We don’t really map risks comprehensively across the board. We treat it as an IT exercise, instead of something much broader

Luka Ignac

Mapping dependencies, building capacity

A recurring theme in Ignac’s analysis is the need for comprehensive dependency mapping. While organizations often assess risks within their own boundaries, systemic vulnerabilities remain insufficiently understood. “We don’t really map risks comprehensively across the board. We treat it as an IT exercise, instead of something much broader.”

This limitation is critical. Without a clear understanding of where dependencies lie, in supply chains, infrastructure, or data flows, resilience strategies remain incomplete. At the same time, physical infrastructure continues to play a foundational role. Investments in elements such as subsea cables, which carry the vast majority of global data traffic, illustrate how resilience is anchored in both digital and material realities.

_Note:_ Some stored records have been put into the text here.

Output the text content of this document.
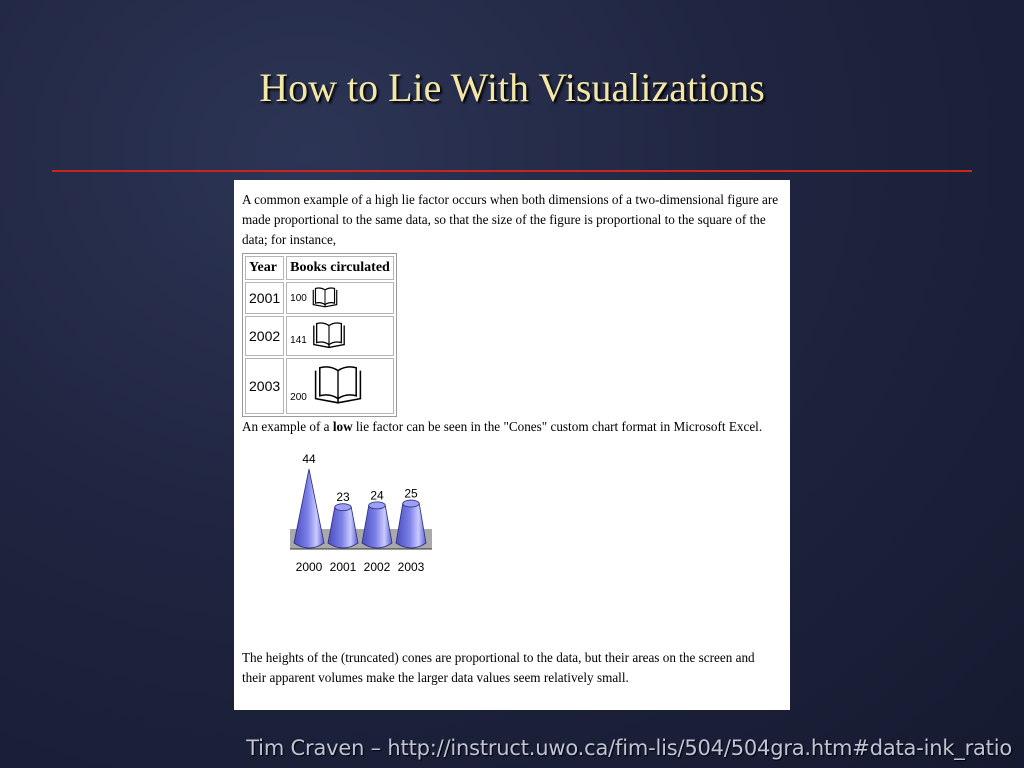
How to Lie With Visualizations

A common example of a high lie factor occurs when both dimensions of a two-dimensional figure are made proportional to the same data, so that the size of the figure is proportional to the square of the data; for instance,

Year	Books circulated
2001	100
2002	141
2003	200

An example of a low lie factor can be seen in the "Cones" custom chart format in Microsoft Excel.

44
2000
23
2001
24
2002
25
2003

The heights of the (truncated) cones are proportional to the data, but their areas on the screen and their apparent volumes make the larger data values seem relatively small.

Tim Craven – http://instruct.uwo.ca/fim-lis/504/504gra.htm#data-ink_ratio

Governance as critical infrastructure

While much attention is given to technological solutions, Emslie shifts the focus to a less tangible but more decisive factor: institutional capacity. “The critical infrastructure isn’t any single gadget or sector. It’s the institutional capacity to keep making those choices well as conditions change.”

This perspective reframes resilience as a function of governance quality. The ability to make informed, timely, and value-driven decisions becomes the cornerstone of long-term stability. Europe, in this regard, holds a unique position. “Collective rulemaking at scale is something the EU does better than almost anyone on the planet. That’s not a small thing.”

However, this strength is undermined by a persistent challenge: the gap between legislation and implementation. “The clearest gap is between legislation and implementation, what we call the enforcement gap”, mentions Emslie. “Closing it would do more for digital resilience than any new law.”

The human way forward

Taken together, these perspectives point to a fundamental shift in how resilience should be understood and operationalized in Europe. It is no longer sufficient to build stronger systems. The real challenge lies in building stronger human and institutional capabilities; the ability to anticipate, adapt, and act in alignment with long-term societal goals.

This is what defines the human way in resilience:

In that sense, resilience becomes less about surviving disruption, and more about shaping the conditions under which societies can continue to thrive across generations.